Mayor of St. Gallen
- Incumbent
- Assumed office January 2021
- Preceded by: Thomas Scheitlin

Personal details
- Born: 1971 (age 54–55) St. Gallen, Canton of St. Gallen, Switzerland
- Party: Social Democratic Party
- Occupation: politician, social worker
- Website: maria-pappa.ch

= Maria Pappa =

Swiss politician (born 1971)

Maria Pappa (born 1971) is a Swiss-Italian politician. A member of the Social Democratic Party of Switzerland, she was elected to the City Parliament of St. Gallen in 2013 and to the St. Gallen City Council in 2017. As a city councilor, she served as Head of the Planning and Construction Directorate. In 2020, she became the first woman, and the first Seconda, to be elected as Mayor of St. Gallen. Upon taking office in 2021, she heads the city's Interior and Finance Directorate.

== Early life and education ==
Pappa was born in St. Gallen in 1971. Her parents, Michele and Saveria Pappa, immigrated to Switzerland from Calabria in the 1960s. She was raised Catholic. As a child, Pappa spoke Italian and did not learn German until she was in primary school.

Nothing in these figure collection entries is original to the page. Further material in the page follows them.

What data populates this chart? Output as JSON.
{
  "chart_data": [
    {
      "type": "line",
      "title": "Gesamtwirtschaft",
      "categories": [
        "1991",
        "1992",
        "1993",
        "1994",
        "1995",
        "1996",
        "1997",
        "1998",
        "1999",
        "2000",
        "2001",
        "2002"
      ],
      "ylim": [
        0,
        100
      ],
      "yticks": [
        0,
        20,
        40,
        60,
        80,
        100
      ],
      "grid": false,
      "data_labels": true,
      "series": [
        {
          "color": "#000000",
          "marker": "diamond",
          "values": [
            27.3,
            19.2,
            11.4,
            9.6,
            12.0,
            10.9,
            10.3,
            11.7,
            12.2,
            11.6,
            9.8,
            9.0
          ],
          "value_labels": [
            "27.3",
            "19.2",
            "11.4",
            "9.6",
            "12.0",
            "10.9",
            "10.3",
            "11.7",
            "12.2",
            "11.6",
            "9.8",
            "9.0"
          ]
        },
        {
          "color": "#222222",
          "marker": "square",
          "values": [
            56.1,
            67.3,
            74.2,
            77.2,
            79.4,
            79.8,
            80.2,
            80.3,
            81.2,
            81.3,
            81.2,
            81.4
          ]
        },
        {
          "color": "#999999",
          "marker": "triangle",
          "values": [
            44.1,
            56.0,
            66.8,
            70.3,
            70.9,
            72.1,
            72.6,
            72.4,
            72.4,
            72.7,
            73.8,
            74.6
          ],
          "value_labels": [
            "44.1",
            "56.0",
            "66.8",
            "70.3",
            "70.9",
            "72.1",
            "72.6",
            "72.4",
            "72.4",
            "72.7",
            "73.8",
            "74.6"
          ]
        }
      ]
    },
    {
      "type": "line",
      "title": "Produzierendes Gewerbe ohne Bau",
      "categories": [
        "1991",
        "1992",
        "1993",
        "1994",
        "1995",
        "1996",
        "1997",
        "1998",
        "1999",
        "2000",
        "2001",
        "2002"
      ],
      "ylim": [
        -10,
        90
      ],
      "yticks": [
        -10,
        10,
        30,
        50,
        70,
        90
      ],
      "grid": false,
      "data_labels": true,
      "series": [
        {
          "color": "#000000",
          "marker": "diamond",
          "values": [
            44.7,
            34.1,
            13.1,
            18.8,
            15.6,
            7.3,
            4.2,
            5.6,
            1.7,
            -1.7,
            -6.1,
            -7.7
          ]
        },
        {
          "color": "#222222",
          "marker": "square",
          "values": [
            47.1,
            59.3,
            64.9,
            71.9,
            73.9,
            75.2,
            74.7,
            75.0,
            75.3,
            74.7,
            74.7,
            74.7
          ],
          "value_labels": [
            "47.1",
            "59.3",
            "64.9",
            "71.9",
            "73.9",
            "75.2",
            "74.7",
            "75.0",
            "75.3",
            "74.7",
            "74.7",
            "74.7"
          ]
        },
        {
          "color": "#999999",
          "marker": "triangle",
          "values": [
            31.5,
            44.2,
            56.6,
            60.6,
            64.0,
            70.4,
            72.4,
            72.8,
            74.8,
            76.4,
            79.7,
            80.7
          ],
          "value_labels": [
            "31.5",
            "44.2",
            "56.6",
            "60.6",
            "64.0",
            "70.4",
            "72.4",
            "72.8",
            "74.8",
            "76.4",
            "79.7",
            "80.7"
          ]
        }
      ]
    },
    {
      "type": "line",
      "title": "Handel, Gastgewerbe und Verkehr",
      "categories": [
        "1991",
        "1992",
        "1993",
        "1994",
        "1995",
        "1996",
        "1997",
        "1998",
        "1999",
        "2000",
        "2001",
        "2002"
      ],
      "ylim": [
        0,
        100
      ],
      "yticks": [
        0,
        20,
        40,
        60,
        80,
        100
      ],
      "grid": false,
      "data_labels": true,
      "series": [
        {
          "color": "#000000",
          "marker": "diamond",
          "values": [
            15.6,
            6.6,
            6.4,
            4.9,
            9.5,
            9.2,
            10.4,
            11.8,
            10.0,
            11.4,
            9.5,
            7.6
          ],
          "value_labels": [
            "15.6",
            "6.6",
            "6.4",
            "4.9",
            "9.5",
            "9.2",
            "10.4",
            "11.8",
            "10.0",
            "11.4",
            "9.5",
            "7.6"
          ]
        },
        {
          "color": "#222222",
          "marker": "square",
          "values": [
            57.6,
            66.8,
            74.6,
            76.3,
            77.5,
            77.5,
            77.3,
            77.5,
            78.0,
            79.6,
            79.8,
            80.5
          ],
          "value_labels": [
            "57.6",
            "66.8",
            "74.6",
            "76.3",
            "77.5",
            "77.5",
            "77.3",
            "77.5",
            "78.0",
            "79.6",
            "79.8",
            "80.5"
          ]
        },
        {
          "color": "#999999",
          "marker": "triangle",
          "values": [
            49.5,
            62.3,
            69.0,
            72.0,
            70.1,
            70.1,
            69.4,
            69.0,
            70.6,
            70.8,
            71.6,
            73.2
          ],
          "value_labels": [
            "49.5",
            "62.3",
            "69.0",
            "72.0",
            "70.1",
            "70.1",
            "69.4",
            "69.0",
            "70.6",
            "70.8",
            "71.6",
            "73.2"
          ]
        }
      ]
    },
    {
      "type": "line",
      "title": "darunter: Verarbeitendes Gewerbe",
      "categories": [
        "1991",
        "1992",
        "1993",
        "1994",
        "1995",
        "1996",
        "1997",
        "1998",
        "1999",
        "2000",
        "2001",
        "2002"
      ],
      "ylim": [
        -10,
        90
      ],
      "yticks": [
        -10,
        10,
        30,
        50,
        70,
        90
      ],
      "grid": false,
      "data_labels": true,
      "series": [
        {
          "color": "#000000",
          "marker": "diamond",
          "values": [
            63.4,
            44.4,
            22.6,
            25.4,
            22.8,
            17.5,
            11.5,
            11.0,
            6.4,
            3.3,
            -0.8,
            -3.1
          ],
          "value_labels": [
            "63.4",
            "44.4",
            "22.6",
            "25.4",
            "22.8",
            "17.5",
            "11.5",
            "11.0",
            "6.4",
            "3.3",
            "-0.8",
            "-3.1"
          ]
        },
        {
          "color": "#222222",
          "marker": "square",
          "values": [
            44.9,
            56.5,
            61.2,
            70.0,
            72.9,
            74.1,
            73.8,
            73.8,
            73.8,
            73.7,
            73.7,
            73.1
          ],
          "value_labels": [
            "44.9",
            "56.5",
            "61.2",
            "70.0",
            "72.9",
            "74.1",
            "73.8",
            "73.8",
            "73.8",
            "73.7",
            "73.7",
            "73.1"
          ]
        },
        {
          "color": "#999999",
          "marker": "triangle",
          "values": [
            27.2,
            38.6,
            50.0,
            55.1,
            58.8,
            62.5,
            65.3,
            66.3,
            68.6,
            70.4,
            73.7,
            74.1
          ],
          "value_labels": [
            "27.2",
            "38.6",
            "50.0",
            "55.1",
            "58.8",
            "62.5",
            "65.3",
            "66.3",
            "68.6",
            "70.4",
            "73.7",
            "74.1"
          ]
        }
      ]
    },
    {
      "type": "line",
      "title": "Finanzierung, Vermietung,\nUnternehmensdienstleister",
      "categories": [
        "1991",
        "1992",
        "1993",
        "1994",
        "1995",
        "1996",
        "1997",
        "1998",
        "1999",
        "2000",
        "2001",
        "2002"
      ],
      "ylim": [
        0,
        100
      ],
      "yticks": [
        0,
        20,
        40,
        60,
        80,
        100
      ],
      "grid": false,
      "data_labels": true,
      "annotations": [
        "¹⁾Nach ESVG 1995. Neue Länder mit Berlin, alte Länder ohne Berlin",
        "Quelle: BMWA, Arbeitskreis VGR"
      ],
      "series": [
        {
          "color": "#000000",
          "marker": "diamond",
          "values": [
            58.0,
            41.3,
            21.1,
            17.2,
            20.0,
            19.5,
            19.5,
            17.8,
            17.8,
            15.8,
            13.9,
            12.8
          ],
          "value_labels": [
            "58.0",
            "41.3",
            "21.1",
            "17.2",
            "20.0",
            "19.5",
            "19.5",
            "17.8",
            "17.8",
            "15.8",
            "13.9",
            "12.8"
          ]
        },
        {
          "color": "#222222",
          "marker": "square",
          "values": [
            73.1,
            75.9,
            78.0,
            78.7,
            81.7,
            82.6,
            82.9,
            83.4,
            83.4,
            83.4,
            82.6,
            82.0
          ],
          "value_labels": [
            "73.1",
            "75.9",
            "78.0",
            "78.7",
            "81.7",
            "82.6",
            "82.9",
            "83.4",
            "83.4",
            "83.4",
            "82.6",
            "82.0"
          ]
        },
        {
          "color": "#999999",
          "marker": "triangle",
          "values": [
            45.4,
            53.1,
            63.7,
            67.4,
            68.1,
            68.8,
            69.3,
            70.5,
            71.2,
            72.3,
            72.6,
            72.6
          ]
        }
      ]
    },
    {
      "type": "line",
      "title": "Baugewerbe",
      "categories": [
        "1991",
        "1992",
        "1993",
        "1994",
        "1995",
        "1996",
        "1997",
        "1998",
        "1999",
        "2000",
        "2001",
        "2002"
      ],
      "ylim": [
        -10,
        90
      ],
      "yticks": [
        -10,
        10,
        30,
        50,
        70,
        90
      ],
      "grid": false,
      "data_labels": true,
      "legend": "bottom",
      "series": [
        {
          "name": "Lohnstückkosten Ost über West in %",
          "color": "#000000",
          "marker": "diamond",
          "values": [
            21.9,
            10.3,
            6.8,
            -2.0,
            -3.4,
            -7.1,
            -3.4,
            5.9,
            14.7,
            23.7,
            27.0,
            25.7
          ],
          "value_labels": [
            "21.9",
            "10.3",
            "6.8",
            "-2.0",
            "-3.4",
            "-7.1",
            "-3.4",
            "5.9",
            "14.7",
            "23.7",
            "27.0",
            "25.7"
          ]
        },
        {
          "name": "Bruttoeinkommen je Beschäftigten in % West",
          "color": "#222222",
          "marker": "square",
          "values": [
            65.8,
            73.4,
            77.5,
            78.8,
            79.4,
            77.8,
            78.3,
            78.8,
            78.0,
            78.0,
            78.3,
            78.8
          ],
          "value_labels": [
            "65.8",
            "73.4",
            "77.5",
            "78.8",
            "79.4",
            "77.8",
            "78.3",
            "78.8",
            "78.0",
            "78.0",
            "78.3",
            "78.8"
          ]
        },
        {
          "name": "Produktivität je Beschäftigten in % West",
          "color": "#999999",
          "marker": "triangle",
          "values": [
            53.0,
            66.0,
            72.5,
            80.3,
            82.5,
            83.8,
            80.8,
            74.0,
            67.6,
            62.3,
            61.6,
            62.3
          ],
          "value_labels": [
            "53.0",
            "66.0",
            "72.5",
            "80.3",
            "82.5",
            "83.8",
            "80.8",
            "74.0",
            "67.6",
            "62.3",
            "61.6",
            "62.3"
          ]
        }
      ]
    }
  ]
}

Upon completing her secondary education, Pappa attended business school and worked as an accountant. She went back to school to study social work.

== Career ==
Pappa became a member of the Social Democratic Party of Switzerland in 2012. She was elected to the St. Gallen city parliament in 2013 and was appointed to the audit commission. In 2017, she was elected to the city council, where she became the head of the planning and construction directorate.

In November 2020, Pappa was elected as the first woman and first Seconda mayor of St. Gallen. Pappa defeated Mathias Gabathuler in the mayoral race. She took office in 2021, succeeding the FDP politician Thomas Scheitlin. Her term will last from 2021 until 2024.

== Personal life ==
Pappa became a naturalized citizen of Switzerland in 2010 so that she could be politically active. She is a dual citizen of Italy and Switzerland.

She is a practicing Catholic. She was involved with the Blauring St. Gallenkappel and served on the pastoral and deanery council.